Art. N. Bijlage bij het koninklijk besluit van 26 juli 1971 tot oprichting van zones voor speciale bescherming tegen luchtverontreiniging.
  Voor Antwerpen en omstreken : de gemeenten Antwerpen, Berchem, Borgerhout, Borsbeek, Burcht, Deurne, Edegem, Ekeren, Hoboken, Merksem, Mortsel, Schoten, Wijnegem, Wilrijk, Wommelgem, Zwijndrecht.
  Voor Brussel en omstreken : de gemeenten Anderlecht, Brussel, Diegem, Drogenbos, Elsene, Etterbeek, Evere, Ganshoren, Jette, Koekelberg, Kraainem, Oudergem, Schaarbeek, Sint-Agatha-Berchem, Sint-Gillis, Sint-Jans-Molenbeek, Sint-Joost-ten-Node, Sint-Lambrechts-Woluwe, Sint-Pieters-Woluwe, Sint-Stevens-Woluwe, Ukkel, Vorst, Watermaal-Bosvoorde, Wezembeek-Oppem.
  Voor Charleroi en omstreken : de gemeenten Charleroi, Dampremy, Gilly, Jumet, Lodelinsart, Marchienne-au-Pont, Marcinelle, Monceau-sur-Sambre, Montignies-sur-Sambre, Mont-sur-Marchienne, Roux.
  Voor Gent en omstreken : de gemeenten Destelbergen, Drongen, Gent, Gentbrugge, Ledeberg, Mariakerke, Oostakker, Sint-Amandsberg.
  Voor Luik en omstreken : de gemeenten Angleur, Bressoux, Chénée, Grivegnée, Herstal, Jemeppe, Jupille-sur-Meuse, Luik, Montegnée, Ougrée, Saint-Nicolas, Seraing, Tilleur.
Art. N. Annexe à l'arrêté royal du 26 juillet 1971 relatif à la création de zones de protection spéciale contre la pollution atmosphérique.
  Pour la région anversoise : les communes de Anvers, Berchem, Borgerhout, Borsbeek, Burcht, Deurne, Edegem, Ekeren, Hoboken, Merksem, Mortsel, Schoten, Wijnegem, Wilrijk, Wommelgem, Zwijndrecht.

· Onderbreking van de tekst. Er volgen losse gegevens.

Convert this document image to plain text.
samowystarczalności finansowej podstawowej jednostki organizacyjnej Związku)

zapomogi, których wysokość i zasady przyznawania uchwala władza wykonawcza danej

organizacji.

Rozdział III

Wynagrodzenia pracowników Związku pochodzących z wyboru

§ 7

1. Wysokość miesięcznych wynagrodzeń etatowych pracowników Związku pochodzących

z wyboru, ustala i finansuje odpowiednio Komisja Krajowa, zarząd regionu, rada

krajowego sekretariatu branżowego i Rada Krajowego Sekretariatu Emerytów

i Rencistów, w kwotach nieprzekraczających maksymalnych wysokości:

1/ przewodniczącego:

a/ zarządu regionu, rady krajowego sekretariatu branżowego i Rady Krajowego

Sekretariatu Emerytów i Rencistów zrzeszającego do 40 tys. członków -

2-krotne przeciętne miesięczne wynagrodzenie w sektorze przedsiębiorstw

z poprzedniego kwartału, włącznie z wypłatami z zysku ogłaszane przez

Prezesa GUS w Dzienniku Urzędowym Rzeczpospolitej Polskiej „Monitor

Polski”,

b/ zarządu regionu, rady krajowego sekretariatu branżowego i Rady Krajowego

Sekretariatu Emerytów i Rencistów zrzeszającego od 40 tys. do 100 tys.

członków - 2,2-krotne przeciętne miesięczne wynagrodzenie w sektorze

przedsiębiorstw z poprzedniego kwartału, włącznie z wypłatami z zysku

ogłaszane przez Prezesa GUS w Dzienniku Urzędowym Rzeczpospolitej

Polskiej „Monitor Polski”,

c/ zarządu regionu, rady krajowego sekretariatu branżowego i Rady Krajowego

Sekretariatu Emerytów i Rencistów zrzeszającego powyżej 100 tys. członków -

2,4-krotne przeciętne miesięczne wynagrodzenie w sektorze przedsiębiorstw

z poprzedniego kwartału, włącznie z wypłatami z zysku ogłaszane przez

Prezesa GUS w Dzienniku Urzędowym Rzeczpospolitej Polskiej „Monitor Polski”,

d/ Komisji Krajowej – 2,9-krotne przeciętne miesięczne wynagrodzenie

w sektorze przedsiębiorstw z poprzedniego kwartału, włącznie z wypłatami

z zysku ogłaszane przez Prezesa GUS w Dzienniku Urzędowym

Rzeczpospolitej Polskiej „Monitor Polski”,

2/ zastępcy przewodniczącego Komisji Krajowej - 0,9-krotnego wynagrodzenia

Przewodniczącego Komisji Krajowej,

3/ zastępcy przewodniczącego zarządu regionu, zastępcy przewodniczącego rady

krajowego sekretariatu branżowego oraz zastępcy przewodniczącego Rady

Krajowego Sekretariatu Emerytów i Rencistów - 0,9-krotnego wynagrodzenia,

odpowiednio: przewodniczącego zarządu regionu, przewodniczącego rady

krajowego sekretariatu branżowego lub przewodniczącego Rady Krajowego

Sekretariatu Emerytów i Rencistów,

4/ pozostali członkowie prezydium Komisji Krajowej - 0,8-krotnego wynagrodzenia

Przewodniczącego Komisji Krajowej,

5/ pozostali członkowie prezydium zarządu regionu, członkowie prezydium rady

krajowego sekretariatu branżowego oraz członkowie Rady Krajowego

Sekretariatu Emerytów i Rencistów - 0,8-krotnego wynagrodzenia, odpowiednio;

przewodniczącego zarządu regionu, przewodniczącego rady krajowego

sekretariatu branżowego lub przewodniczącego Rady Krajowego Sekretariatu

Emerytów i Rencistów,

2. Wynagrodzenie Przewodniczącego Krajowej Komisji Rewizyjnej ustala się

  Pour la région bruxelloise : les communes de Anderlecht, Auderghem, Berchem-Sainte-Agathe, Bruxelles, Diegem, Drogenbos, Etterbeek, Evere, Forest, Ganshoren, Ixelles, Jette, Koekelberg, Kraainem, Molenbeek-Saint-Jean, Saint-Gilles, Saint-Josse-ten-Node, Schaerbeek, Uccle, Watermael-Boitsfort, Wezembeek-Oppem, Woluwe-Saint-Etienne, Woluwe-Saint-Lambert, Woluwe-Saint-Pierre.
  Pour la région carolorégienne : les communes de Charleroi, Dampremy, Gilly, Jumet, Lodelinsart, Marchienne-au-Pont, Marcinelle, Monceau-sur-Sambre, Montignies-sur-Sambre, Mont-sur-Marchienne, Roux.
  Pour la région gantoise : les communes de Destelbergen, Drongen, Gand, Gentbrugge, Ledeberg, Mariakerke, Oostakker, Sint-Amandsberg.
  Pour la région liégeoise : les communes de Angleur, Bressoux, Chênée, Grivegnée, Herstal, Jemeppe, Jupille-sur-Meuse, Liège, Montegnée, Ougrée, Saint-Nicolas, Seraing, Tilleur.